En cuanto a esto, decimos primeramente que no somos sólo nosotros los que sostenemos esta causa, sino Cristo y todos sus apóstoles. Mirad como nuestros adversarios se las van a arreglar para salir victoriosos contra tales competidores. ¿Por ventura Cristo, el cual afirma que sin Él no podemos hacer nada (Jn. 15:5), deja por eso de reprender y castigar a los que sin Él obraban mal? ¿Acaso no exhortaba a todos a obrar bien? ¡Cuán severamente reprende san Pablo a los corintios porque no vivían en hermandad y caridad! (1 Cor. 3:3). Sin embargo, luego pide él a Dios que les dé gracia, para que vivan en caridad y en amor. En la carta a los Romanos afirma que la justicia «no depende del que quiere, ni del que corre, sino de Dios que tiene misericordia» (Rom.9:16); y sin embargo, no deja luego de amonestar, exhortar y reprender. ¿Por qué, pues, no advierten al Señor que no se tome el trabajo de pedir en balde a los hombres lo que sólo Él puede darles, y de castigarlos por actos que cometen únicamente porque les falta su gracia? ¿Por qué no advierten a san Pablo que perdone a aquellos en cuya mano no está ni el querer, ni el correr, si la misericordia de Dios no les acompaña y guía, la cual les falta y por eso pecan? Pero de nada valen todos estos desvaríos, pues la doctrina de Dios se apoya en un óptimo fundamento, si bien lo consideramos.

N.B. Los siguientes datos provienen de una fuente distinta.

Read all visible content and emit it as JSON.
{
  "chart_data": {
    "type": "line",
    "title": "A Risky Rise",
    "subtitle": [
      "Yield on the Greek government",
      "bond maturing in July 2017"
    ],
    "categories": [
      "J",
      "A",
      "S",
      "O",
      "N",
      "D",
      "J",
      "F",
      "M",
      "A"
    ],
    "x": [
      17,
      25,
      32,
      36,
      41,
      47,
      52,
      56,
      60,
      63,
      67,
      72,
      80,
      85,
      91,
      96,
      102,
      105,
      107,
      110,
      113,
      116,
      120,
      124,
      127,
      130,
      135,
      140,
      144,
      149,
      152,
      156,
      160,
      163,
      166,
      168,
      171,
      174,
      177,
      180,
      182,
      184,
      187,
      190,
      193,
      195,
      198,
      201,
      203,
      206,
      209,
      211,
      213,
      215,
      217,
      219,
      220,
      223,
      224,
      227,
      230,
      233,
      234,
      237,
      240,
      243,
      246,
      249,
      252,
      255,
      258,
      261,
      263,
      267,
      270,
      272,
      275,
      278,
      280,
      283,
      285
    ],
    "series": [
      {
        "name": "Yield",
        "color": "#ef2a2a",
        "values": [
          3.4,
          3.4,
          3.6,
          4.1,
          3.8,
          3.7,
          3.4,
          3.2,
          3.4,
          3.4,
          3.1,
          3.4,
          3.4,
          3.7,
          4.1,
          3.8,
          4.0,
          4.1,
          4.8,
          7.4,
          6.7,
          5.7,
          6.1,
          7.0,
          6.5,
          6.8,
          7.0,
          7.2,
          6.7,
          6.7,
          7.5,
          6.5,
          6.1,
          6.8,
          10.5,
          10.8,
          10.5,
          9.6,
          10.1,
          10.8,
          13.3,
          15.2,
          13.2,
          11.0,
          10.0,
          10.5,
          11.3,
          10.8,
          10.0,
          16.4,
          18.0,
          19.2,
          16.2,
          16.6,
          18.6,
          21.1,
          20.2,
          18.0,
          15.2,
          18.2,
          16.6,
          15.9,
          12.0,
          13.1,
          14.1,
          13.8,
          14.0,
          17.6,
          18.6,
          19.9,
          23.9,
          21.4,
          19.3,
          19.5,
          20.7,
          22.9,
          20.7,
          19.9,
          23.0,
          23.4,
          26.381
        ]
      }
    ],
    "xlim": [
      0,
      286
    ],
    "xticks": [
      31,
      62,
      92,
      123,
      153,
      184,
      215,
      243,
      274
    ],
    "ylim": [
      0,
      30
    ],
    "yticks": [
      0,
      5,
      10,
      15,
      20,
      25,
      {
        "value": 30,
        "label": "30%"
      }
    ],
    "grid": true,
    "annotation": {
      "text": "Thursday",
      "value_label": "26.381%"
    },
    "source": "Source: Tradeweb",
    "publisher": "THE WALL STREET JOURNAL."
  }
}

Es verdad que san Pablo muestra cuán poco valen en si mismas las enseñanzas, las exhortaciones y reprensiones para cambiar el corazón del hombre, al decir que «ni el que planta es algo, ni el que riega, sino Dios, que da el crecimiento» (1 Cor. 3:7). Él es quien obra eficazmente. E igualmente vemos con qué severidad establece Moisés los mandamientos de la Ley, y cómo los Profetas insisten con celo y amenazan a quienes los quebrantan. Sin embargo, confiesan que los hombres solamente comienzan a tener entendimiento cuando les es dado corazón para que entiendan; y que es obra propia de Dios circuncidar los corazones, y hacer que de corazones de piedra se conviertan en corazones de carne; que Él es quien escribe su Ley en nuestras mentes; y, en fin, que Él, renovando nuestra alma, hace que su doctrina sea eficaz.

Las exhortaciones hacen inexcusables a los obstinados:

¿De qué, pues, sirven las exhortaciones?, dirá alguno. Si los impíos de corazón obstinado las menosprecian, les servirán de testimonio para acusarlos cuando comparezcan ante el tribunal y juicio de Dios; y aún más: que incluso en esta vida su mala conciencia se ve presionada por ellas. Porque, por más que se quieran mofar de ellas, ni el más descarado de los hombres podrá condenarlas por malas.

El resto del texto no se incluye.